The multivalency requirement for the efficient induction of canonical WNT signaling is established, however, since each of the FZD binding arms in the surrogate molecules have the specificity to several different FZD receptors, it is not clear whether signaling can come from heterodimerization of different FZD receptors. To address this question, two FZD binders that have non-overlapping specificity, F2 and F3, were combined into one molecule as depicted in Fig. 21 G. While either F2 or F3 in the 1 :2 format (1 FZD binder combined with 2 copies of LRP binders, Fig. 21 B and 21 C) showed low to very low activities in the 293STF reporter cells, respectively, the combination of F2 and F3 together with 2 copies of LRP binders L2 into one molecule (we termed this 1 :1 :2 format with the stoichiometry of one FZD plus one different FZD plus two LRPs) yielded highly potent and efficacious surrogate molecules (Fig. 21 H). To further confirm this, a molecule with F2 and F3 and one copy of LRP binder L2 was constructed

(1 : 1 : 1 :0 format with the stoichiometry of one FZD plus one different FZD plus one LRP binder, Table 6B and Fig. 21 1). This molecule is also highly active (Fig. 21 J), even though F2 or F3 alone with one copy of L2 showed no activity (Fig. 20). Since F2 and F3 bind to different FZDs, these results suggest that

heterodimerization of FZD leads to b-catenin dependent signaling.

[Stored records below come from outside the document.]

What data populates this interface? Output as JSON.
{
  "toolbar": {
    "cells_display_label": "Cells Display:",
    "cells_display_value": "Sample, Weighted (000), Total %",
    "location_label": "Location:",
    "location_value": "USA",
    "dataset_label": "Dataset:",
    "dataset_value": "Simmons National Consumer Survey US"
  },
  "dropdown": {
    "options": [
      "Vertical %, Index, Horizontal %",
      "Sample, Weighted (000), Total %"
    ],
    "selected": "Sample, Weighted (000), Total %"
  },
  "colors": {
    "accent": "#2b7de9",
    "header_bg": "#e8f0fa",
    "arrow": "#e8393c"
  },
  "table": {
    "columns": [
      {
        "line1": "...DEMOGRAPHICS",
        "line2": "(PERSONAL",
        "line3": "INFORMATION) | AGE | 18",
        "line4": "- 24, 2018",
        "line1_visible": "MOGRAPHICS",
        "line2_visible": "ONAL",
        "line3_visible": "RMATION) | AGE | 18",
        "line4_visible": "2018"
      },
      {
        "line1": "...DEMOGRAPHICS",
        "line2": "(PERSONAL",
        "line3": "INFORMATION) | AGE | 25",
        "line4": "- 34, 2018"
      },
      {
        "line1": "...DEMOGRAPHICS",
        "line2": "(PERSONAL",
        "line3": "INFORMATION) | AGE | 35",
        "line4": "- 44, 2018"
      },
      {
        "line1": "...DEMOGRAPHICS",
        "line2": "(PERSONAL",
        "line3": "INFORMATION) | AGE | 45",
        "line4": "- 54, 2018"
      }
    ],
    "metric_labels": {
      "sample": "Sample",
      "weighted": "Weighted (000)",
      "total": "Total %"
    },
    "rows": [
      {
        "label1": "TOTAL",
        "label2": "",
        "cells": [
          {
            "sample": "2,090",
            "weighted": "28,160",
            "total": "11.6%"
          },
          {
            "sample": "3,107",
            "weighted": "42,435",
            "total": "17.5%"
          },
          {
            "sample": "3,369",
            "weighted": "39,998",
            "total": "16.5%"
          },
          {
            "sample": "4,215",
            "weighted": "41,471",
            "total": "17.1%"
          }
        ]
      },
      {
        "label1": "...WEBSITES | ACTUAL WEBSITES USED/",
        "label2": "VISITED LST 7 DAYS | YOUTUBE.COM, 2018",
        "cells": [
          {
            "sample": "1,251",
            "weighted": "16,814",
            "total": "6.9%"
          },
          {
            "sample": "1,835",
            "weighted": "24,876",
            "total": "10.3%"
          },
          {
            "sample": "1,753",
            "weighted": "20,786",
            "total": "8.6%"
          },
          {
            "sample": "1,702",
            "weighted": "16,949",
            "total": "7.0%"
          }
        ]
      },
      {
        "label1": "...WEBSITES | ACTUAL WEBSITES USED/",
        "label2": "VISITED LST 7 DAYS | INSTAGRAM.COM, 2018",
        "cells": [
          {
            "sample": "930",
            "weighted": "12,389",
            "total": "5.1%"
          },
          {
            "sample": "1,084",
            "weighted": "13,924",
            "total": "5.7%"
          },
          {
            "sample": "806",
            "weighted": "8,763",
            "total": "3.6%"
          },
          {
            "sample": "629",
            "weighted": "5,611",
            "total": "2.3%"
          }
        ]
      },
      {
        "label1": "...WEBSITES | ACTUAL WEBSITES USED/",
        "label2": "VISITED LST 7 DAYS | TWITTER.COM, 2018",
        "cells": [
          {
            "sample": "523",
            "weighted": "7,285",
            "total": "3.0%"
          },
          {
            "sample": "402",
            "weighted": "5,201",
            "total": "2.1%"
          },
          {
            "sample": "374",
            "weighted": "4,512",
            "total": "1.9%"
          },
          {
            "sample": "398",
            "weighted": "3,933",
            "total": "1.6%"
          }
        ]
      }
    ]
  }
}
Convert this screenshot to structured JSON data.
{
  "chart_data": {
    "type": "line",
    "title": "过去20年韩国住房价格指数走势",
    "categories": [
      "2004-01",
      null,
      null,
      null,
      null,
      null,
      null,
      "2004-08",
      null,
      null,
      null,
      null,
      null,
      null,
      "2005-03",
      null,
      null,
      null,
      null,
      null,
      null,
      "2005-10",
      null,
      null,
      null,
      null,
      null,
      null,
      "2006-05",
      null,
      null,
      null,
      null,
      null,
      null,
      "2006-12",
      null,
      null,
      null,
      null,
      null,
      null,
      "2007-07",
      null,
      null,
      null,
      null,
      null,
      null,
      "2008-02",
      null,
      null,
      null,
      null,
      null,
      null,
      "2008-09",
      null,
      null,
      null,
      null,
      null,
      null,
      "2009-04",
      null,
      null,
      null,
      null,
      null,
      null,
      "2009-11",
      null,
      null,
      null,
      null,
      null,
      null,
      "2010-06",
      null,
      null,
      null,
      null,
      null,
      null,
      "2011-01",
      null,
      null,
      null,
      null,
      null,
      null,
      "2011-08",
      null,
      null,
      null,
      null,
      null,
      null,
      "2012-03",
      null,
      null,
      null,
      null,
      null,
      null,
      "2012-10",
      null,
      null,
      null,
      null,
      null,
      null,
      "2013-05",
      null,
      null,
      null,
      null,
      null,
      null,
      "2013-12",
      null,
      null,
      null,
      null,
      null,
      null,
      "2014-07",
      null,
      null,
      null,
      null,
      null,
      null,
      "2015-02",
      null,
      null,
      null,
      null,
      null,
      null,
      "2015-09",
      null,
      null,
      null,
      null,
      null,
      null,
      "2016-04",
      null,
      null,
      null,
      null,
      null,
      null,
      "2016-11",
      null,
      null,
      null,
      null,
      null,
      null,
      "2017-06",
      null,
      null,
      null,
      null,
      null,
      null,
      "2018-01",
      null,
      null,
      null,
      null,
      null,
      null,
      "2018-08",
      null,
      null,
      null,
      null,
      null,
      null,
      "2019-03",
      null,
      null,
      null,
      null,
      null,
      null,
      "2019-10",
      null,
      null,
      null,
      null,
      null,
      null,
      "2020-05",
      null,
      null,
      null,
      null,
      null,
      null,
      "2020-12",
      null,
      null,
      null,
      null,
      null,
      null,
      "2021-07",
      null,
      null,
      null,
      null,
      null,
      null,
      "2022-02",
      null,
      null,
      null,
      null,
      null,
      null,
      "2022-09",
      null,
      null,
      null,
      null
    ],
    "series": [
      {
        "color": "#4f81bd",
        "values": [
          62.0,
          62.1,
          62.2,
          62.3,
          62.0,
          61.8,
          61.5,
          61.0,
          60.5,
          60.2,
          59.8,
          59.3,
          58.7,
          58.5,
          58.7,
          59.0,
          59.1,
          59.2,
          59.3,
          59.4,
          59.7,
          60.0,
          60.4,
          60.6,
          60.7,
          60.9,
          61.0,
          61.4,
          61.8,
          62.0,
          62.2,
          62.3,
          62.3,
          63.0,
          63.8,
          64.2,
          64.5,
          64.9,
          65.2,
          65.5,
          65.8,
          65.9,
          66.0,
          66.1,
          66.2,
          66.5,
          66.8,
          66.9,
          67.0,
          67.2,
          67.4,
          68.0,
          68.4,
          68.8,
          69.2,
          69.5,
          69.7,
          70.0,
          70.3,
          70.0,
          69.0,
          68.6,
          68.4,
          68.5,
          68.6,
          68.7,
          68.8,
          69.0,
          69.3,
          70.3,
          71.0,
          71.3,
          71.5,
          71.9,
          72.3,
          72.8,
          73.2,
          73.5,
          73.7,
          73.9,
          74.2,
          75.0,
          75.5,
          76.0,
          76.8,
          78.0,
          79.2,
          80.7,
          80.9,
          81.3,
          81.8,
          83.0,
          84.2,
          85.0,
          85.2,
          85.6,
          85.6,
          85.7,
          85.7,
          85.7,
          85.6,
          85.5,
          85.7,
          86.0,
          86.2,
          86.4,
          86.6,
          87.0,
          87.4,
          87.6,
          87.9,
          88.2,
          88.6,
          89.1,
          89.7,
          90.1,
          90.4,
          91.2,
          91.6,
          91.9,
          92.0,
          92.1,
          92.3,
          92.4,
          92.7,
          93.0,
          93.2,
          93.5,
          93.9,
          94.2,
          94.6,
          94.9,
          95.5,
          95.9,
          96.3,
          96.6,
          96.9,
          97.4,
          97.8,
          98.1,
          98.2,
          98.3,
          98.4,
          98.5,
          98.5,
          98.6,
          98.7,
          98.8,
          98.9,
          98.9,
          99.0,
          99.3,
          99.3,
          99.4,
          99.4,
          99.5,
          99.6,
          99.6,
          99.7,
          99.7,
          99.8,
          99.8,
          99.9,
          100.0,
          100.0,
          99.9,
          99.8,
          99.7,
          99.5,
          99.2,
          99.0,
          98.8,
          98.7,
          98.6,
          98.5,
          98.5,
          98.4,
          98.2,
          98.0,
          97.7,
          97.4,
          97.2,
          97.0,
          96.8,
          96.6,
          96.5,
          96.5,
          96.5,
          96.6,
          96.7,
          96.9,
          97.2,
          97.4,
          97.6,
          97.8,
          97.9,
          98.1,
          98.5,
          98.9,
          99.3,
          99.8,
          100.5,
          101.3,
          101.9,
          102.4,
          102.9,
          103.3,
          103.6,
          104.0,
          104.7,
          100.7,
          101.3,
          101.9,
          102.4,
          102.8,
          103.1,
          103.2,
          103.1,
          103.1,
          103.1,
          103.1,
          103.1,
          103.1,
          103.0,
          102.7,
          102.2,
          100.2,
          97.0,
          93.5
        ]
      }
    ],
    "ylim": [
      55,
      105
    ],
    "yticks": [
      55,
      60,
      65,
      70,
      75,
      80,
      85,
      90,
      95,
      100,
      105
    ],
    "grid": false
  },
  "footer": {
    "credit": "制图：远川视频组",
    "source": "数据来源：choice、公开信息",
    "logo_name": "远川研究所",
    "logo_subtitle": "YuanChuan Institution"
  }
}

As a final configuration, we also constructed surrogate molecules with two different FZD binding arms and two different LRP binding arms (1 : 1 : 1 : 1 format) as depicted in Fig. 21 K. It is interesting to note that although surrogate molecules containing the LRP binder L1 consistently yielded much lower Emax compared to WNT3A, when combined with L2 in the context of 1 : 1 : 1 : 1 format, yielded highly potent and efficacious molecules (Fig. 21 L).

All the observation together demonstrate a new surrogate WNT platform that is flexible, can produce any FZD/LRP specificity combination, and can generate highly potent and active molecules.

The various embodiments described above can be combined to provide further embodiments. All of the U.S. patents, U.S. patent application publications, U.S. patent applications, foreign patents, foreign patent applications and non-patent publications referred to in this specification and/or listed in the Application Data Sheet are incorporated herein by reference, in their entirety. Aspects of the embodiments can be modified, if necessary to employ concepts of the various patents, applications and publications to provide yet further embodiments. These and other changes can be made to the embodiments in light of the above-detailed description.

In general, in the following claims, the terms used should not be construed to limit the claims to the specific embodiments disclosed in the specification and the claims, but should be construed to include all possible embodiments along with the full scope of equivalents to which such claims are entitled. Accordingly, the claims are not limited by the disclosure.